On 3 September 1978, Air Rhodesia Flight 825, a Vickers Viscount with registration VP-WAS, was shot down near Kariba by nationalist terrorists. Only eight people survived the crash and the ensuing massacre by the guerilla fighters. Just five months later, on 12 February 1979, Air Rhodesia Flight 827, another Viscount, registered VP-YND, was shot down in the same area, killing everyone on board. As a protective measure, all of the surviving Air Rhodesia Viscounts were quickly painted in a special yellowish-green matte paint, and all shiny metal surfaces on the aircraft, including propeller blades and spinners, were painted over. In order to prevent heat-seeking missiles from locking on to the hot jet pipes, specially designed engine guards were fitted to the engine nacelles, which had the effect of significantly increasing the aircraft's fuel consumption. Meanwhile, due to the ongoing war, passenger numbers continued to plummet as fuel prices soared.

===1979: Air Zimbabwe Rhodesia===
When Rhodesia achieved democracy as Zimbabwe Rhodesia, Air Rhodesia became "Air Zimbabwe Rhodesia". In anticipation of the new political truce bringing about stability and new opportunities, Air Zimbabwe Rhodesia ordered construction of a large new hangar in 1979. Thoughts immediately turned to reopening routes to destinations long closed to the airline as a result of sanctions.

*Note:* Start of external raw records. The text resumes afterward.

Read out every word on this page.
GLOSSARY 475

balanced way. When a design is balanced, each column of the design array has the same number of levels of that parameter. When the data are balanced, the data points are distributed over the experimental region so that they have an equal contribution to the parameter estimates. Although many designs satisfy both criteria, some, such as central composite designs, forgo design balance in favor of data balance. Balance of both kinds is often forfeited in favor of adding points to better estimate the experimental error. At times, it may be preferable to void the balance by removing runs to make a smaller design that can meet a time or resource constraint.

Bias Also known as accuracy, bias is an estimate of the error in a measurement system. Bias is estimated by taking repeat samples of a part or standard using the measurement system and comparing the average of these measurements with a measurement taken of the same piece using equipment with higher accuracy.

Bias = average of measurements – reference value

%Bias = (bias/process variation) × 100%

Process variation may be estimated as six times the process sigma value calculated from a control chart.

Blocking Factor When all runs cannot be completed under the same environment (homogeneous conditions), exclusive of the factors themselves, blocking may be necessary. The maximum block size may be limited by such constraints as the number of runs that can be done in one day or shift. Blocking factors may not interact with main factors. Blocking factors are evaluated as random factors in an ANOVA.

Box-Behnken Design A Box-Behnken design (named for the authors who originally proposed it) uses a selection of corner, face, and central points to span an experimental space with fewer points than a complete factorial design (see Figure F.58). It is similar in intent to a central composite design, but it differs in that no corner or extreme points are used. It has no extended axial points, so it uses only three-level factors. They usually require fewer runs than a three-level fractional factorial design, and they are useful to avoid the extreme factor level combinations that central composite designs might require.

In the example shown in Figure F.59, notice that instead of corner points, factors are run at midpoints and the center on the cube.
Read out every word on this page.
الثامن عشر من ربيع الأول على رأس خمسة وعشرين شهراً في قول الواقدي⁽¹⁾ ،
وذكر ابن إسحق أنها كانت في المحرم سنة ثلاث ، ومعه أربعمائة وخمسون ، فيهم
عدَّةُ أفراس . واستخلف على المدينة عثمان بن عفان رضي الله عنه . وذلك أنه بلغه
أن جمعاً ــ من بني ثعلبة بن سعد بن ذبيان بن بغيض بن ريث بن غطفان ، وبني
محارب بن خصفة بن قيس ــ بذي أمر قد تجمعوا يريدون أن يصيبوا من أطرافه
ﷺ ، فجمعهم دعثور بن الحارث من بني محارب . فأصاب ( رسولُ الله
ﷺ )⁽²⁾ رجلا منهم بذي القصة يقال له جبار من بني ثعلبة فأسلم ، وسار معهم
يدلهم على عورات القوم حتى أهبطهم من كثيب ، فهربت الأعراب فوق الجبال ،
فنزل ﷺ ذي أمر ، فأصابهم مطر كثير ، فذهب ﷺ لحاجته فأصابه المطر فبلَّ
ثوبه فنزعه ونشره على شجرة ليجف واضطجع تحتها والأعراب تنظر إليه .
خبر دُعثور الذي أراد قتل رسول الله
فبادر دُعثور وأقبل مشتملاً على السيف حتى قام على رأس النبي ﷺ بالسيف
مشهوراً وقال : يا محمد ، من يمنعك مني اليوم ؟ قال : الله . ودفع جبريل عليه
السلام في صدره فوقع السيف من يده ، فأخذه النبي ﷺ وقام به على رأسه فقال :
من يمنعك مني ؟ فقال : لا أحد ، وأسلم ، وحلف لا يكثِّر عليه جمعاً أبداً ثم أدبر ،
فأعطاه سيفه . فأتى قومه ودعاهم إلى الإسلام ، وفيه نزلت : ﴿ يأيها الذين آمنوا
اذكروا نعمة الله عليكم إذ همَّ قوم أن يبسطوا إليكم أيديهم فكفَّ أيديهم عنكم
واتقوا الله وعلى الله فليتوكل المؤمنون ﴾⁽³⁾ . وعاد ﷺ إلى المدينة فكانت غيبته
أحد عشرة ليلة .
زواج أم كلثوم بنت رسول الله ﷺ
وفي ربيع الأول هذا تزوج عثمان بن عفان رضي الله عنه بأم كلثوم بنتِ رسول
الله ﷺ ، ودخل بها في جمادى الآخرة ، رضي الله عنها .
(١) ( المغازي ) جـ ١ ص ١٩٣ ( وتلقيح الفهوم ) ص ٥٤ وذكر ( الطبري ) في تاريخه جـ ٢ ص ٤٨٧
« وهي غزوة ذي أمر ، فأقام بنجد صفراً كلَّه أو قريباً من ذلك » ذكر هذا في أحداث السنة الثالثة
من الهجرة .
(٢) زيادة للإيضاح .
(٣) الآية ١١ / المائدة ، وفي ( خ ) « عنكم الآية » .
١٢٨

===1980–2012: Air Zimbabwe===

After independence in Zimbabwe, Air Zimbabwe Rhodesia was renamed "Air Zimbabwe", which went bankrupt in 2012 before being resurrected in 2013.

==Incidents and accidents==
- Vickers Viscount, Flight RH825, 3 September 1978 – shot down by a Strela missile near Kariba Dam by Zimbabwe People's Revolutionary Army (ZIPRA). 18 of the 56 passengers survived the crash, but ten of them were killed on the ground by a group of ZIPRA revolutional parties.
- Vickers Viscount, Flight RH827, 12 February 1979 – also shot down by a Strela missile near Kariba Dam by ZIPRA armed forces; all 59 people on board died.